King Ramses II’s mummy was found covered in kief particles. Additionally, another mummy was found buried along with a 2-pound stash of marijuana, that was prepared for the mummy’s afterlife.
And it doesn’t just stop there, or stop in Egypt: from the ancient Egyptian papyrus scrolls, to the first Mesopotamian clay tablets, evidence of prehistoric marijuana use can be found in ancient civilizations. Here are some examples:
Evidence of cannabis use dates as far back as 3000 B.C. (5,000 years ago). In Romania, fire pits were found with burned and charred seeds of cannabis – thus indicating the inhalation of marijuana. Some archaeologists believe it was likely burned for use in magical religious rite ceremonies.
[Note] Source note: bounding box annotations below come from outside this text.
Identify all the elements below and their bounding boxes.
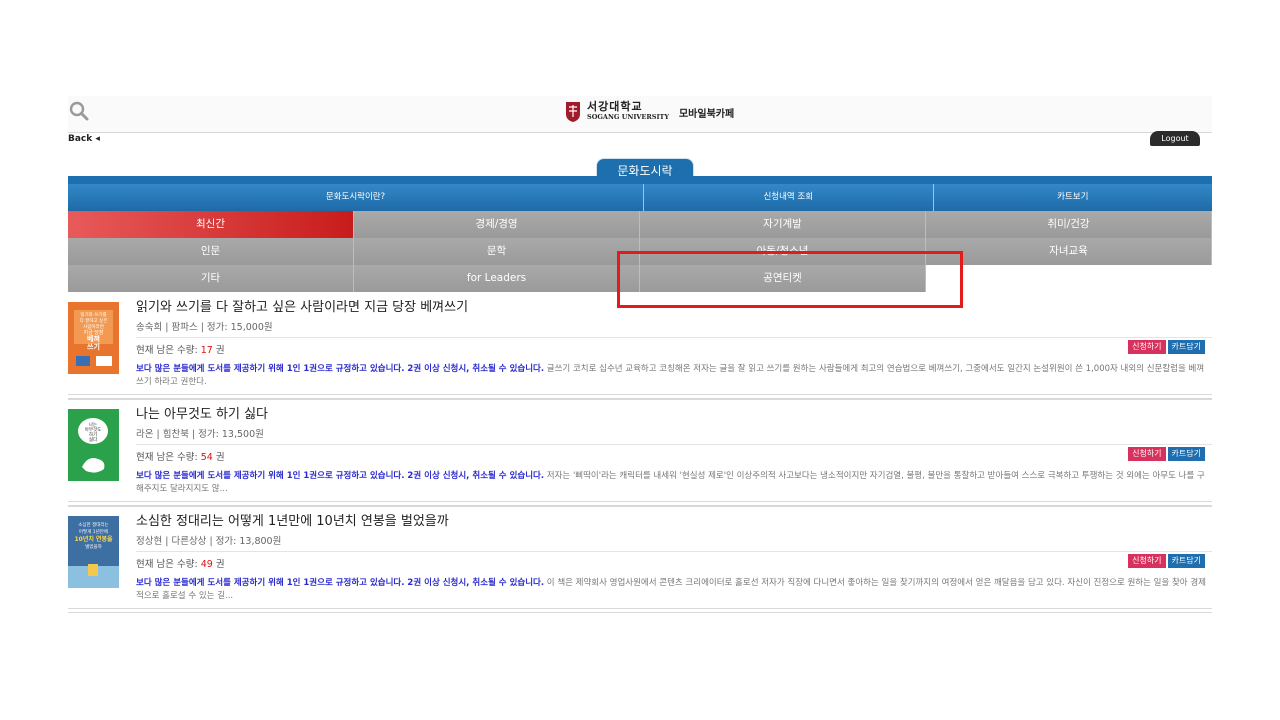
book-item: 나는 아무것도 하기 싫다 나는 아무것도 하기 싫다 라온 | 힘찬북 | 정…: [68, 399, 1212, 506]
logo-english-text: SOGANG UNIVERSITY: [587, 113, 669, 121]
apply-button[interactable]: 신청하기: [1128, 447, 1166, 461]
menu-cart[interactable]: 카트보기: [932, 184, 1213, 211]
stock-info: 현재 남은 수량: 17 권: [136, 345, 225, 356]
svg-text:아무것도: 아무것도: [85, 426, 102, 433]
book-meta: 정상현 | 다른상상 | 정가: 13,800원: [136, 536, 282, 547]
category-literature[interactable]: 문학: [354, 238, 640, 265]
back-link[interactable]: Back ◂: [68, 134, 100, 144]
book-title[interactable]: 읽기와 쓰기를 다 잘하고 싶은 사람이라면 지금 당장 베껴쓰기: [136, 296, 468, 315]
book-description: 보다 많은 분들에게 도서를 제공하기 위해 1인 1권으로 규정하고 있습니다…: [136, 577, 1208, 603]
svg-text:나는: 나는: [89, 421, 97, 428]
book-item: 읽기와 쓰기를 다 잘하고 싶은 사람이라면 지금 당장 베껴 쓰기 읽기와 쓰…: [68, 293, 1212, 399]
svg-text:사람이라면: 사람이라면: [83, 323, 104, 330]
category-self-development[interactable]: 자기계발: [640, 211, 926, 238]
top-menu: 문화도시락이란? 신청내역 조회 카트보기: [68, 184, 1213, 211]
category-parenting[interactable]: 자녀교육: [926, 238, 1212, 265]
svg-text:벌었을까: 벌었을까: [85, 543, 102, 550]
book-description: 보다 많은 분들에게 도서를 제공하기 위해 1인 1권으로 규정하고 있습니다…: [136, 470, 1208, 496]
stock-count: 54: [200, 452, 213, 463]
book-list: 읽기와 쓰기를 다 잘하고 싶은 사람이라면 지금 당장 베껴 쓰기 읽기와 쓰…: [68, 293, 1212, 613]
stock-count: 17: [200, 345, 213, 356]
add-to-cart-button[interactable]: 카트담기: [1167, 447, 1205, 461]
university-logo[interactable]: 서강대학교 SOGANG UNIVERSITY 모바일북카페: [565, 99, 734, 125]
apply-button[interactable]: 신청하기: [1128, 340, 1166, 354]
svg-text:베껴: 베껴: [87, 334, 100, 343]
stock-info: 현재 남은 수량: 49 권: [136, 559, 225, 570]
book-meta: 송숙희 | 팜파스 | 정가: 15,000원: [136, 322, 273, 333]
notice-text: 보다 많은 분들에게 도서를 제공하기 위해 1인 1권으로 규정하고 있습니다…: [136, 578, 545, 588]
notice-text: 보다 많은 분들에게 도서를 제공하기 위해 1인 1권으로 규정하고 있습니다…: [136, 471, 545, 481]
logout-button[interactable]: Logout: [1150, 131, 1200, 146]
category-hobby-health[interactable]: 취미/건강: [926, 211, 1212, 238]
category-humanities[interactable]: 인문: [68, 238, 354, 265]
svg-text:쓰기: 쓰기: [87, 342, 100, 351]
section-divider: [68, 176, 1212, 184]
category-other[interactable]: 기타: [68, 265, 354, 292]
svg-text:읽기와 쓰기를: 읽기와 쓰기를: [80, 311, 106, 318]
notice-text: 보다 많은 분들에게 도서를 제공하기 위해 1인 1권으로 규정하고 있습니다…: [136, 364, 545, 374]
svg-text:하기: 하기: [89, 431, 97, 438]
book-meta: 라온 | 힘찬북 | 정가: 13,500원: [136, 429, 264, 440]
search-icon[interactable]: [69, 101, 89, 121]
category-for-leaders[interactable]: for Leaders: [354, 265, 640, 292]
category-economy[interactable]: 경제/경영: [354, 211, 640, 238]
book-title[interactable]: 소심한 정대리는 어떻게 1년만에 10년치 연봉을 벌었을까: [136, 510, 449, 529]
book-cover[interactable]: 나는 아무것도 하기 싫다: [68, 409, 119, 481]
book-cover[interactable]: 읽기와 쓰기를 다 잘하고 싶은 사람이라면 지금 당장 베껴 쓰기: [68, 302, 119, 374]
stock-info: 현재 남은 수량: 54 권: [136, 452, 225, 463]
apply-button[interactable]: 신청하기: [1128, 554, 1166, 568]
svg-text:싫다: 싫다: [89, 436, 98, 443]
svg-text:소심한 정대리는: 소심한 정대리는: [78, 521, 108, 528]
svg-text:10년치 연봉을: 10년치 연봉을: [74, 535, 113, 543]
stock-count: 49: [200, 559, 213, 570]
book-title[interactable]: 나는 아무것도 하기 싫다: [136, 403, 268, 422]
menu-about[interactable]: 문화도시락이란?: [68, 184, 643, 211]
menu-order-history[interactable]: 신청내역 조회: [643, 184, 933, 211]
logo-korean-text: 서강대학교: [587, 100, 643, 113]
book-cover[interactable]: 소심한 정대리는 어떻게 1년만에 10년치 연봉을 벌었을까: [68, 516, 119, 588]
book-description: 보다 많은 분들에게 도서를 제공하기 위해 1인 1권으로 규정하고 있습니다…: [136, 363, 1208, 389]
book-item: 소심한 정대리는 어떻게 1년만에 10년치 연봉을 벌었을까 소심한 정대리는…: [68, 506, 1212, 613]
svg-text:다 잘하고 싶은: 다 잘하고 싶은: [80, 317, 108, 324]
service-name: 모바일북카페: [678, 108, 735, 120]
svg-text:어떻게 1년만에: 어떻게 1년만에: [79, 528, 108, 535]
add-to-cart-button[interactable]: 카트담기: [1167, 340, 1205, 354]
category-latest[interactable]: 최신간: [68, 211, 354, 238]
add-to-cart-button[interactable]: 카트담기: [1167, 554, 1205, 568]
category-empty-slot: [926, 265, 1212, 292]
university-seal-icon: [566, 102, 580, 122]
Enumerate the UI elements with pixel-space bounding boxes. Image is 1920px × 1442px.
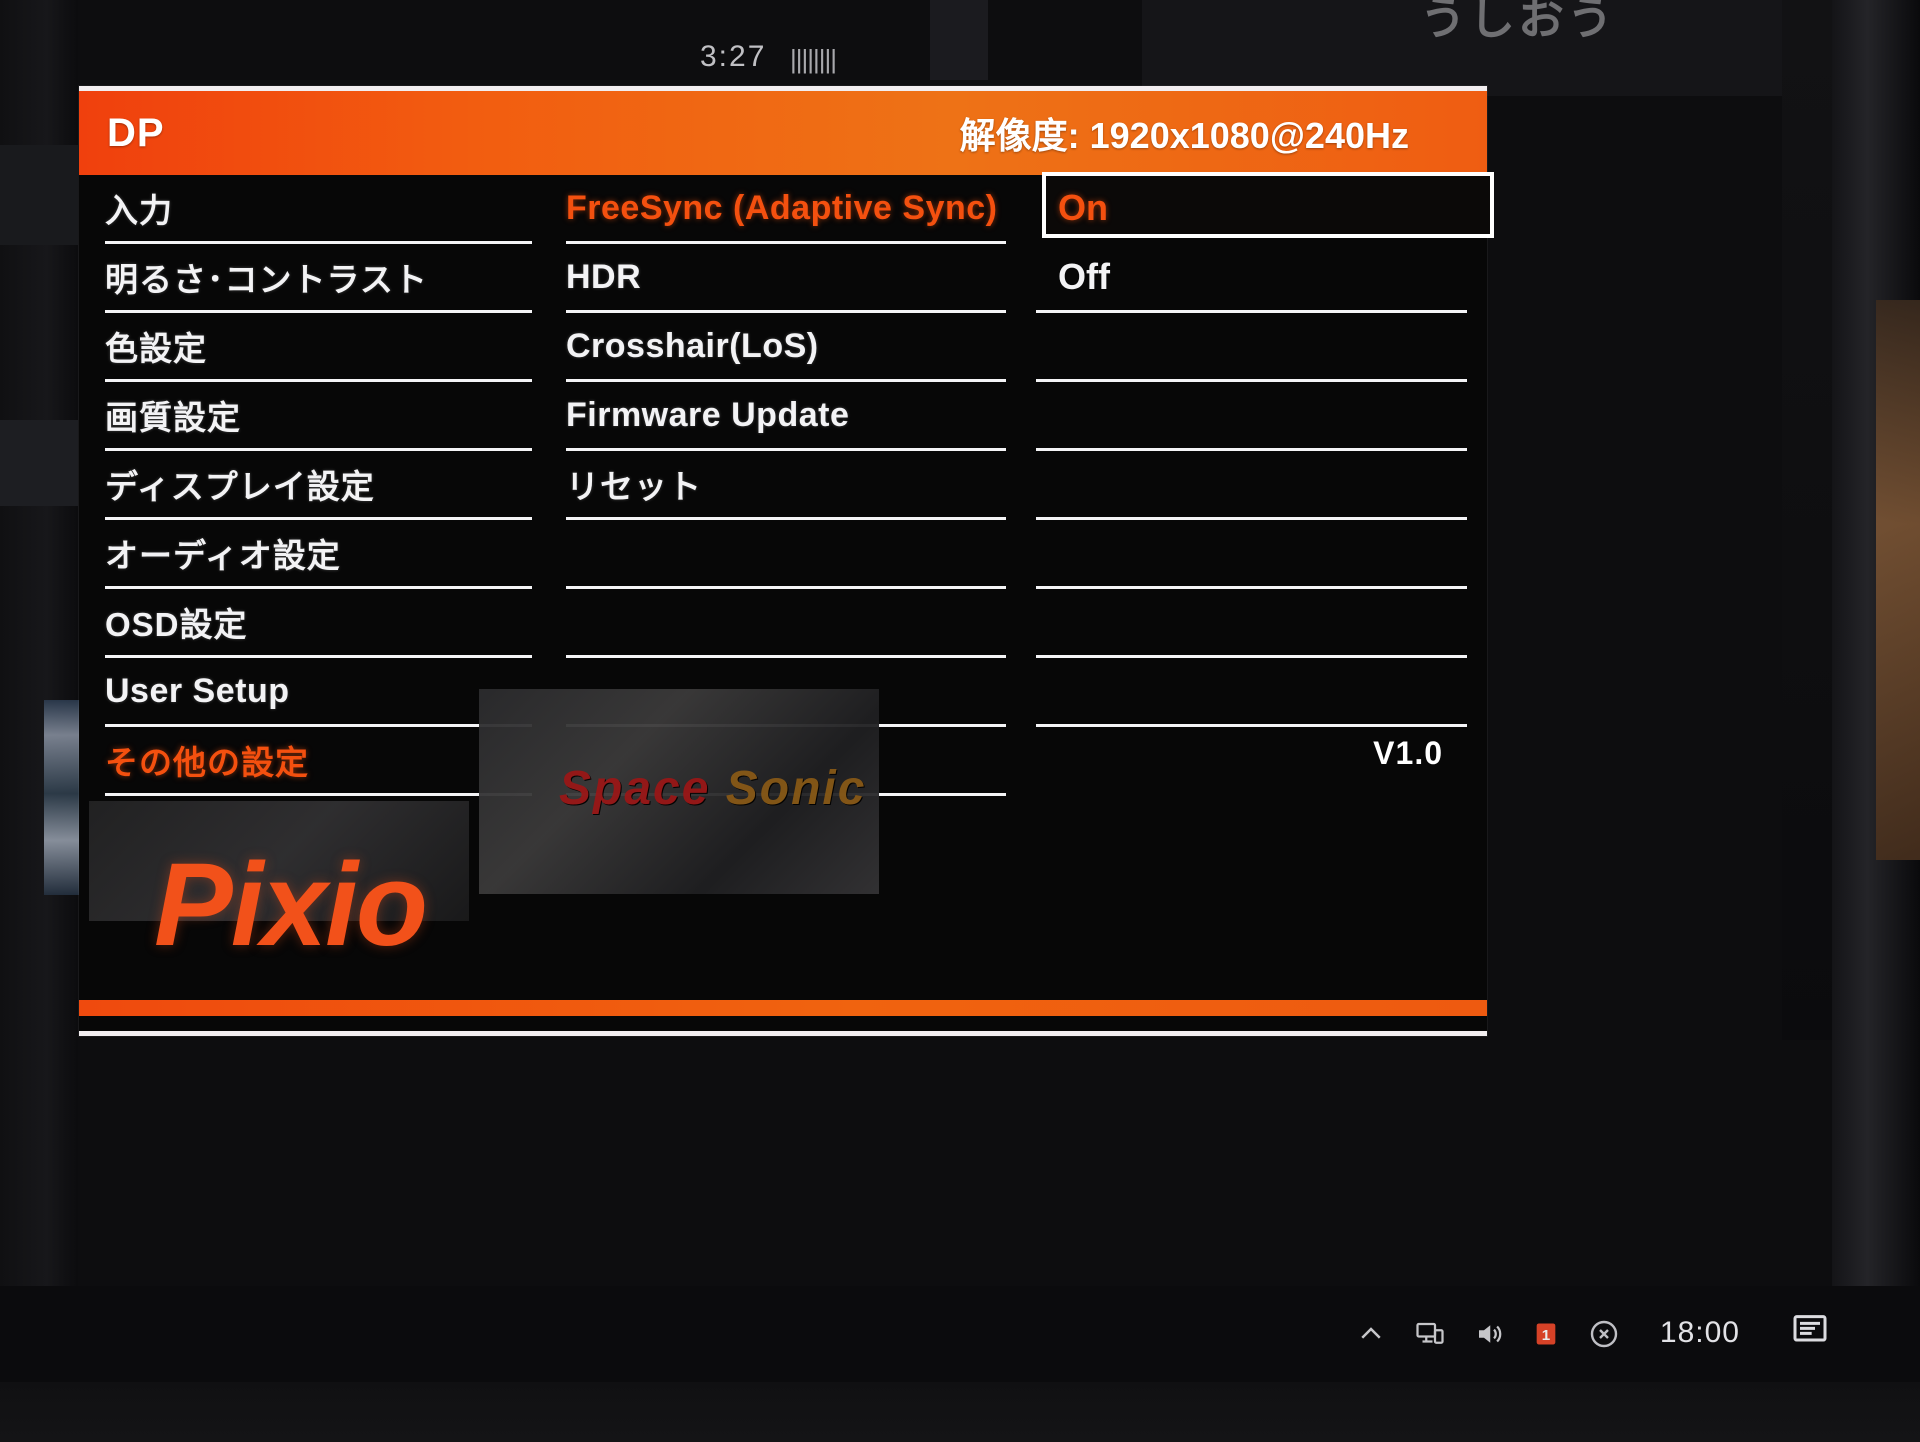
windows-taskbar: 1 18:00 [0, 1286, 1920, 1382]
option-item-empty [566, 727, 1006, 796]
option-item-freesync[interactable]: FreeSync (Adaptive Sync) [566, 175, 1006, 244]
osd-option-column: FreeSync (Adaptive Sync) HDR Crosshair(L… [554, 175, 1024, 987]
sidebar-item-label: 画質設定 [105, 399, 241, 436]
value-item-label: On [1058, 187, 1108, 228]
audio-bars-icon: |||||||| [790, 44, 837, 74]
osd-category-column: 入力 明るさ･コントラスト 色設定 画質設定 ディスプレイ設定 オーディオ設定 … [79, 175, 554, 987]
sidebar-item-label: 色設定 [105, 330, 207, 367]
osd-bottom-accent-bar [79, 1000, 1487, 1016]
option-item-reset[interactable]: リセット [566, 451, 1006, 520]
desktop-right-strip [1782, 0, 1834, 1040]
firmware-version-label: V1.0 [1373, 735, 1443, 771]
volume-icon[interactable] [1474, 1319, 1504, 1349]
value-item-empty [1036, 520, 1467, 589]
osd-value-column: On Off V1.0 [1024, 172, 1494, 987]
notification-icon[interactable] [1790, 1310, 1830, 1350]
sidebar-item-color-settings[interactable]: 色設定 [105, 313, 532, 382]
background-video-time: 3:27 [700, 40, 767, 73]
desktop-scroll-column [930, 0, 988, 80]
alarm-icon[interactable]: 1 [1532, 1319, 1560, 1349]
sidebar-item-label: 明るさ･コントラスト [105, 261, 428, 298]
close-circle-icon[interactable] [1588, 1318, 1620, 1350]
value-item-empty [1036, 382, 1467, 451]
osd-input-source-label: DP [107, 110, 165, 155]
osd-body: 入力 明るさ･コントラスト 色設定 画質設定 ディスプレイ設定 オーディオ設定 … [79, 172, 1494, 987]
sidebar-item-label: ディスプレイ設定 [105, 468, 375, 505]
sidebar-item-label: オーディオ設定 [105, 537, 341, 574]
value-item-on[interactable]: On [1036, 172, 1494, 244]
sidebar-item-display-settings[interactable]: ディスプレイ設定 [105, 451, 532, 520]
firmware-version-row: V1.0 [1036, 727, 1467, 796]
option-item-label: FreeSync (Adaptive Sync) [566, 188, 998, 227]
value-item-empty [1036, 313, 1467, 382]
osd-menu: DP 解像度: 1920x1080@240Hz 入力 明るさ･コントラスト 色設… [79, 86, 1494, 1036]
background-video-title: うしおう [1420, 0, 1616, 44]
sidebar-item-brightness-contrast[interactable]: 明るさ･コントラスト [105, 244, 532, 313]
system-tray: 1 [1356, 1304, 1620, 1364]
sidebar-item-label: その他の設定 [105, 744, 309, 781]
option-item-label: HDR [566, 257, 642, 296]
chevron-up-icon[interactable] [1356, 1319, 1386, 1349]
background-wood-object [1876, 300, 1920, 860]
option-item-hdr[interactable]: HDR [566, 244, 1006, 313]
svg-text:1: 1 [1542, 1327, 1550, 1344]
option-item-empty [566, 520, 1006, 589]
value-item-empty [1036, 658, 1467, 727]
desktop-thumbnail-b [0, 420, 78, 506]
sidebar-item-picture-quality[interactable]: 画質設定 [105, 382, 532, 451]
value-item-empty [1036, 589, 1467, 658]
sidebar-item-label: User Setup [105, 671, 290, 710]
selection-highlight-box [1042, 172, 1494, 238]
value-item-off[interactable]: Off [1036, 244, 1467, 313]
taskbar-clock[interactable]: 18:00 [1660, 1316, 1740, 1350]
sidebar-item-audio-settings[interactable]: オーディオ設定 [105, 520, 532, 589]
value-item-label: Off [1058, 256, 1110, 297]
option-item-empty [566, 658, 1006, 727]
sidebar-item-input[interactable]: 入力 [105, 175, 532, 244]
option-item-crosshair[interactable]: Crosshair(LoS) [566, 313, 1006, 382]
option-item-firmware-update[interactable]: Firmware Update [566, 382, 1006, 451]
osd-header: DP 解像度: 1920x1080@240Hz [79, 91, 1487, 175]
option-item-label: リセット [566, 468, 702, 505]
sidebar-item-label: OSD設定 [105, 606, 248, 643]
sidebar-item-other-settings[interactable]: その他の設定 [105, 727, 532, 796]
sidebar-item-osd-settings[interactable]: OSD設定 [105, 589, 532, 658]
option-item-label: Crosshair(LoS) [566, 326, 819, 365]
option-item-empty [566, 589, 1006, 658]
value-item-empty [1036, 451, 1467, 520]
option-item-label: Firmware Update [566, 395, 850, 434]
network-monitor-icon[interactable] [1414, 1319, 1446, 1349]
sidebar-item-user-setup[interactable]: User Setup [105, 658, 532, 727]
osd-bottom-border [79, 1031, 1487, 1036]
osd-resolution-label: 解像度: 1920x1080@240Hz [959, 115, 1409, 156]
sidebar-item-label: 入力 [105, 192, 173, 229]
desktop-thumbnail-a [0, 145, 78, 245]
In December of 2013, scientists discovered the earliest case of cannabis use to date. On the shores of the Kunar river in Pakistan, among the Hindu Kush Mountains, a prehistoric tomb site was discovered. It was rumored to have belonged to a local shaman, and contained marijuana seeds, resin, and ash. The combination of ash with hash and seeds has led archaeologists to believe that this is the oldest evidence (that we know of) of marijuana consumption in human history.
Prior to the discovery of the Pakistan location, China was home to the world’s oldest known “cannasseur.” 2 whole pounds were found in a 2,700 year-old grave in the Gobi Desert – and the cannabis that was found was quite similar to the marijuana that is grown today.
Genetic and chemical analysis were conducted, revealing that the herbs found in the grave were in fact cannabis. They even found that the male plants (which are less psychoactive than the female plants) were picked off of the stash, indicating that this was done intentionally, in order to use the marijuana for its psychoactive effects.
This suggest that the ancient civilization was both aware of, and made use of the psychoactive properties of marijuana.
As noted, there are many indicators of marijuana use in ancient Egypt. Something interesting was discovered on an Egyptian papyrus scroll, dating back to 1700 BC: some of the first known references to medical marijuana. Another scroll, Eber’s papyrus, which is known as the world’s oldest known complete medical textbook also contained a reference to the medicinal properties of cannabis. This text dates back to as early as 3000 BC.
They also determined from the recorded texts that hemp was used in ancient Egypt as a material to make things like rope and fine linens.
But it wasn’t just text that referred to cannabis use, it was pictures too. The ancient Egyptian goddess of wisdom, called Seshat was frequently depicted with what appears to be a marijuana leaf above her head. This illustrates the importance of the plant in ancient Egyptian religion.
Migration of Marijuana
The cannabis plant originates in areas of Asia. Therefore, a lot of the cannabis found in these diverse ancient civilizations was brought over by trade.
It is likely that cannabis played an important role in spirituality, as many of the ancient sites containing cannabis were the graves of religious men. These religious and spiritual figures played important roles in medicine, health and treatment. Thus, it makes sense that they would have brought it over to the Americas. Marijuana began getting prescribed to American and British patients about a century ago.